Le Conseil constitutionnel, par une décision n° 2024-6394 AN du 19 juin 2025, statue sur le respect des obligations de financement des campagnes électorales législatives. La question juridique porte sur la sanction du défaut de dépôt du compte de campagne par un candidat ayant obtenu un score supérieur au seuil légal. Un candidat aux élections législatives de juin 2024 n’a pas déposé son compte de campagne dans le délai de dix semaines imparti par le code électoral. Saisi par la Commission nationale des comptes de campagne le 31 octobre 2024, le juge a examiné les observations produites ultérieurement par l’intéressé défaillant. Le Conseil doit déterminer si l’absence de dépôt initial constitue un manquement d’une particulière gravité malgré la production d’un compte postérieurement à la décision administrative. Les juges déclarent le candidat inéligible pour trois ans, considérant que le dépôt tardif ne saurait justifier la méconnaissance des obligations comptables sans circonstances particulières établies.
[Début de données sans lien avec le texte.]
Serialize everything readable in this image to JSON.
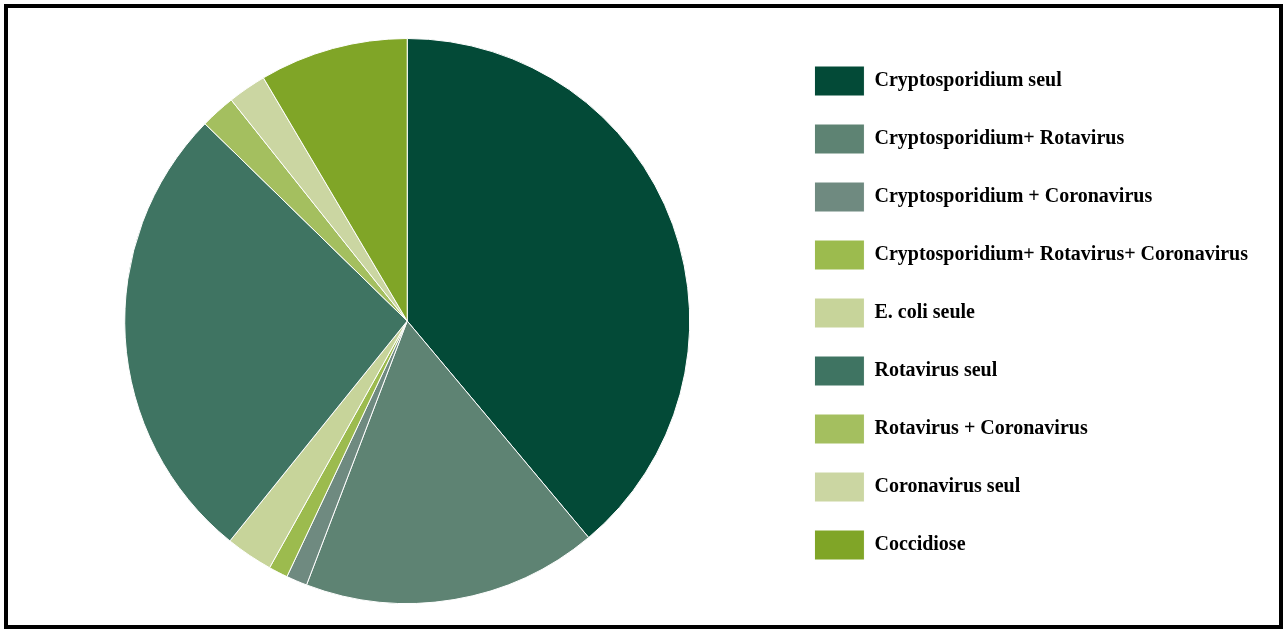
{
  "chart_data": {
    "type": "pie",
    "categories": [
      "Cryptosporidium seul",
      "Cryptosporidium+ Rotavirus",
      "Cryptosporidium + Coronavirus",
      "Cryptosporidium+ Rotavirus+ Coronavirus",
      "E. coli seule",
      "Rotavirus seul",
      "Rotavirus + Coronavirus",
      "Coronavirus seul",
      "Coccidiose"
    ],
    "values": [
      38.9,
      16.9,
      1.2,
      1.1,
      2.7,
      26.5,
      2.0,
      2.2,
      8.5
    ],
    "colors": [
      "#034a37",
      "#5e8373",
      "#6f8a80",
      "#9cbb4e",
      "#c7d49a",
      "#3f7462",
      "#a4bf5f",
      "#cbd6a2",
      "#80a527"
    ],
    "legend": "right"
  }
}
L’objectivation du manquement aux obligations comptables précède l’étude de la rigueur de la sanction d’inéligibilité prononcée par la haute juridiction dans cette espèce contentieuse.
I. L’objectivation d’un manquement caractérisé aux obligations comptables
A. L’exigence impérative du dépôt du compte de campagne L’article L. 52-12 du code électoral impose à chaque candidat ayant obtenu au moins 1 % des suffrages d’établir et de déposer un compte de campagne. Ce compte doit retracer « l’ensemble des recettes perçues et, selon leur nature, l’ensemble des dépenses engagées ou effectuées en vue de l’élection ». Le respect du délai fixé au dixième vendredi suivant le scrutin garantit la transparence du financement et permet le contrôle effectif par la Commission nationale. En l’espèce, le candidat n’a pas satisfait à cette obligation légale avant l’expiration du terme imparti par les dispositions législatives spécifiques en vigueur.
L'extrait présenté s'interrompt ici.